Contents: What forms do Herbal Medicines Take?|What results can I expect?|Do herbs really work?
Herbal medicine is the practice and use of the medicinal and therapeutic use of plants. Remedies can be made using any combination of a dried or fresh plant – leaf, root, flower, bark, stem. Certain parts of plants contain different constituents and can be extracted in a number of ways e.g. alcohol, water, vinegar, glycerin, oils, or a combination of them.
What forms do herbal medicines take?
- Teas: Anywhere from 1/4-1/4 tsp of powdered herb, to 1 tablespoon of dried herb to a cup of boiled water, covered and steeped for 2-10 minutes.
- Infusions: A specific measurement of one ounce of dried herb per quart of boiled water, let steep for 4 hours.
- Decoctions: Made of roots, leaves, berries, or barks. A decoction is a strong water extract which is simmered for 20-40 minutes.
- Syrups: Herbal extract incorporation into a thick, sweet liquid.
- Essences: The essence, usually of a flower. A flower is floated in a clear glass bowl in water, and the water is used in minute dilutions with brandy to address emotional or psychological concerns.
- Compress or Fomentation: A steamed herb applied to an affected area covered by a bandage, towel, or other such securing wrap.
- Tincture/Fluid Extract: Any alcohol percentage variance from 30%-95%. Can be blended with lower percentages of water, glycerin, or vinegar for solution retention of alkaloids, tannins, or other constituents which fall out of solution.
- Elixir: An extraction made from a specific blend of alcohol (usually brandy) and honey
- Cordial: An extraction made from a blend of alcohol, or water, with additional honey or sugar syrup. Generally used as a tonic for the heart or pleasure tasting.
Glycerin extractions are known as glycerites, and are typically more suitable for children as they have a sweet taste. It does not contain sugar, but the sweetness comes from plant fat.
- Oxymel: an acid extraction and honey mixed in a 1:1 ratio for a more pleasant taste. Generally apple cider vinegar is used. These are also more acceptable to children.
- Salve/Balm: an infused oil mixed with beeswax for stabilization
- Cream: An infused blend of water and oil.
- Oil: A liquid oil infused with herbs
Other ways to take herbal medicine
- Powders: Powders are easily added into foods, smoothies, or teas.
- Capsules: Capsules are probably the least effective way to take herbal medicine, with the exception of standardized extracts.
- Baths: These can be taken in many ways, for many reasons- full body, sitz bath, foot or hand bath, douche, or eyewashes.
- Liniment: Topical application of tincture or witch hazel extract, generally for pain or varicose veins.
- Steams: A very strong brew of herbs and water intended for inhalation
- Lozenge: A hardened extraction of herbs intended to be sucked on, generally made with powders and honey or sugar.
- Suppositories: Made of either oils or gelatin in a mold that melt at body temperature and placed into the anus or vagina.
- Succus: The pure juice of an herb, preserved with a little alcohol.
- Hydrosol: A by-product of essential oil distillation, such as rose water.
- Essential Oils: The aromatic oils are volatile, un-fixed oils (Hydrocarbons and terpenes) and are the potent ‘immune system’ of a plant. Essential oils are never taken undiluted, and only topically.
- Poultice: Chewed up or mashed plant material applied directly to an affected area.

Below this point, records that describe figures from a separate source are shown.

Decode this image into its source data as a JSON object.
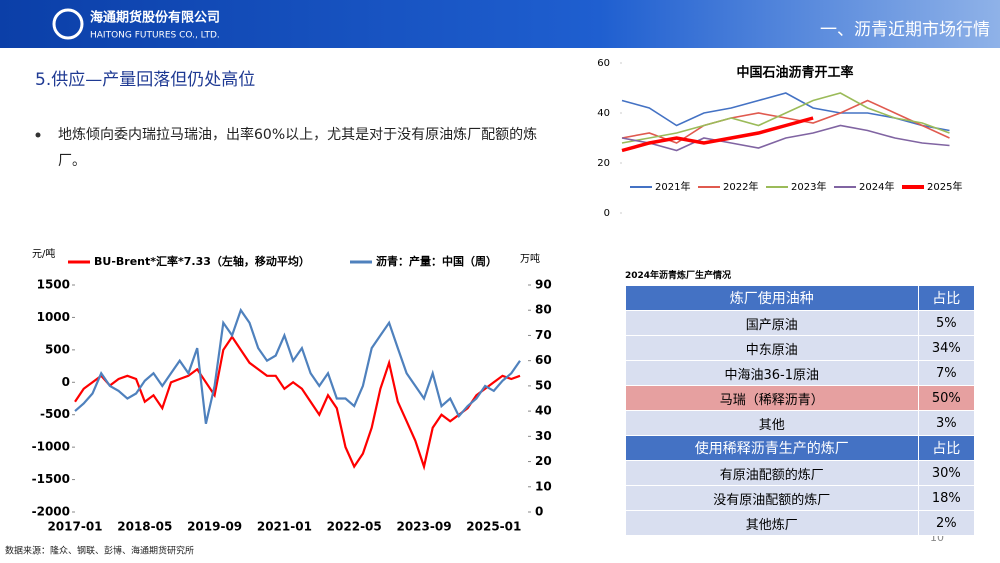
{
  "header": {
    "company_cn": "海通期货股份有限公司",
    "company_en": "HAITONG FUTURES CO., LTD.",
    "section": "一、沥青近期市场行情"
  },
  "slide": {
    "title": "5.供应—产量回落但仍处高位",
    "bullet": "地炼倾向委内瑞拉马瑞油，出率60%以上，尤其是对于没有原油炼厂配额的炼厂。",
    "source": "数据来源：隆众、钢联、彭博、海通期货研究所",
    "page": "10"
  },
  "chart_data": [
    {
      "type": "line",
      "ylabel": "元/吨",
      "y2label": "万吨",
      "categories": [
        "2017-01",
        "2017-03",
        "2017-05",
        "2017-07",
        "2017-09",
        "2017-11",
        "2018-01",
        "2018-03",
        "2018-05",
        "2018-07",
        "2018-09",
        "2018-11",
        "2019-01",
        "2019-03",
        "2019-05",
        "2019-07",
        "2019-09",
        "2019-11",
        "2020-01",
        "2020-03",
        "2020-05",
        "2020-07",
        "2020-09",
        "2020-11",
        "2021-01",
        "2021-03",
        "2021-05",
        "2021-07",
        "2021-09",
        "2021-11",
        "2022-01",
        "2022-03",
        "2022-05",
        "2022-07",
        "2022-09",
        "2022-11",
        "2023-01",
        "2023-03",
        "2023-05",
        "2023-07",
        "2023-09",
        "2023-11",
        "2024-01",
        "2024-03",
        "2024-05",
        "2024-07",
        "2024-09",
        "2024-11",
        "2025-01",
        "2025-03",
        "2025-05",
        "2025-07"
      ],
      "xticks": [
        "2017-01",
        "2018-05",
        "2019-09",
        "2021-01",
        "2022-05",
        "2023-09",
        "2025-01"
      ],
      "ylim": [
        -2000,
        1500
      ],
      "yticks": [
        -2000,
        -1500,
        -1000,
        -500,
        0,
        500,
        1000,
        1500
      ],
      "y2lim": [
        0,
        90
      ],
      "y2ticks": [
        0,
        10,
        20,
        30,
        40,
        50,
        60,
        70,
        80,
        90
      ],
      "series": [
        {
          "name": "BU-Brent*汇率*7.33（左轴，移动平均）",
          "color": "#ff0000",
          "values": [
            -300,
            -100,
            0,
            100,
            -50,
            50,
            100,
            50,
            -300,
            -200,
            -400,
            0,
            50,
            100,
            200,
            0,
            -200,
            500,
            700,
            500,
            300,
            200,
            100,
            100,
            -100,
            0,
            -100,
            -300,
            -500,
            -200,
            -400,
            -1000,
            -1300,
            -1100,
            -700,
            -100,
            300,
            -300,
            -600,
            -900,
            -1300,
            -700,
            -500,
            -600,
            -500,
            -400,
            -200,
            -100,
            0,
            100,
            50,
            100
          ]
        },
        {
          "name": "沥青：产量：中国（周）",
          "color": "#4f81bd",
          "axis": "y2",
          "values": [
            40,
            43,
            47,
            55,
            50,
            48,
            45,
            47,
            52,
            55,
            50,
            55,
            60,
            55,
            65,
            35,
            50,
            75,
            70,
            80,
            75,
            65,
            60,
            62,
            70,
            60,
            65,
            55,
            50,
            55,
            45,
            45,
            42,
            50,
            65,
            70,
            75,
            65,
            55,
            50,
            45,
            55,
            42,
            45,
            38,
            42,
            45,
            50,
            48,
            52,
            55,
            60
          ]
        }
      ]
    },
    {
      "type": "line",
      "title": "中国石油沥青开工率",
      "x": [
        1,
        5,
        9,
        13,
        17,
        21,
        25,
        29,
        33,
        37,
        41,
        45,
        49
      ],
      "xlim": [
        1,
        52
      ],
      "ylim": [
        0,
        60
      ],
      "yticks": [
        0,
        20,
        40,
        60
      ],
      "series": [
        {
          "name": "2021年",
          "color": "#4472c4",
          "values": [
            45,
            42,
            35,
            40,
            42,
            45,
            48,
            42,
            40,
            40,
            38,
            35,
            33
          ]
        },
        {
          "name": "2022年",
          "color": "#e05a4f",
          "values": [
            30,
            32,
            28,
            35,
            38,
            40,
            38,
            36,
            40,
            45,
            40,
            35,
            30
          ]
        },
        {
          "name": "2023年",
          "color": "#9bbb59",
          "values": [
            28,
            30,
            32,
            35,
            38,
            35,
            40,
            45,
            48,
            42,
            38,
            36,
            32
          ]
        },
        {
          "name": "2024年",
          "color": "#8064a2",
          "values": [
            30,
            28,
            25,
            30,
            28,
            26,
            30,
            32,
            35,
            33,
            30,
            28,
            27
          ]
        },
        {
          "name": "2025年",
          "color": "#ff0000",
          "values": [
            25,
            28,
            30,
            28,
            30,
            32,
            35,
            38,
            null,
            null,
            null,
            null,
            null
          ]
        }
      ]
    }
  ],
  "table": {
    "title": "2024年沥青炼厂生产情况",
    "header": [
      "炼厂使用油种",
      "占比"
    ],
    "rows": [
      [
        "国产原油",
        "5%"
      ],
      [
        "中东原油",
        "34%"
      ],
      [
        "中海油36-1原油",
        "7%"
      ],
      [
        "马瑞（稀释沥青）",
        "50%"
      ],
      [
        "其他",
        "3%"
      ]
    ],
    "header2": [
      "使用稀释沥青生产的炼厂",
      "占比"
    ],
    "rows2": [
      [
        "有原油配额的炼厂",
        "30%"
      ],
      [
        "没有原油配额的炼厂",
        "18%"
      ],
      [
        "其他炼厂",
        "2%"
      ]
    ]
  }
}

What results can I expect?
Many people are so excited to go about the natural way, and take herbal medicines that they fall into the easy trap of thinking they work better or faster than pharmaceutical drugs. Herbal medicine is like the ‘special forces team’. They sneak into a city, and do their work silently and unnoticed; rather than tanking the city and blowing everything up in sight, only to go back later and have to clean up the damage. Taken as specified, and with the correct dosage, herbal remedies do not have side effects.

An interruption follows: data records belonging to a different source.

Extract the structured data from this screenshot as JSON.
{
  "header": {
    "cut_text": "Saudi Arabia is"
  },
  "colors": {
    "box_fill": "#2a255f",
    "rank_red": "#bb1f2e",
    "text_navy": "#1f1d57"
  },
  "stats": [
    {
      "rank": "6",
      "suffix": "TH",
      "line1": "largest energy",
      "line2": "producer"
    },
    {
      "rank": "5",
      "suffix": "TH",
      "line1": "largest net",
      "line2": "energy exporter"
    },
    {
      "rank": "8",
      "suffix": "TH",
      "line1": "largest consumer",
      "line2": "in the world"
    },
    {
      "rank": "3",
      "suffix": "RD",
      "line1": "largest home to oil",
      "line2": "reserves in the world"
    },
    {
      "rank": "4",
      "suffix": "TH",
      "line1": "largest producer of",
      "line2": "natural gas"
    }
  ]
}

For small ailments, like nausea, headache, or colds, herbs can take seconds to a few days to take effect. A drop of peppermint tincture or a squirt of ginger syrup with generally quell an upset tummy in a few seconds.
For long term, chronic conditions, you may not see results for as much as a month. Ashwagandha (Withania somnifera) can reduce cortisol levels in the body by 30%, but only after a month of taking it consistently. It is generally recommended that you expect up to two months benefit per year of chronic condition.
If you’ve been taking herbs for a while, check out Happy Home Herbal’s troubleshoot quiz to help keep you on the right path.
Do herbs really work?
The short answer is yes, herbs do work. A quick trip down memory lane to Chinese Medicine, Ayurvedic Medicine, and to the pharmacopoeia shows that herbs are the oldest form of medicine. It is easy to look up clinical trials of herbs, and there are hundreds of herbs which are used to this day in pharmaceutical drug therapy.
Some of the main reasons why herbs ‘don’t work’ is because of improper pattern recognition, low quality of herbs, or the attempt of an untrained person to diagnose themselves.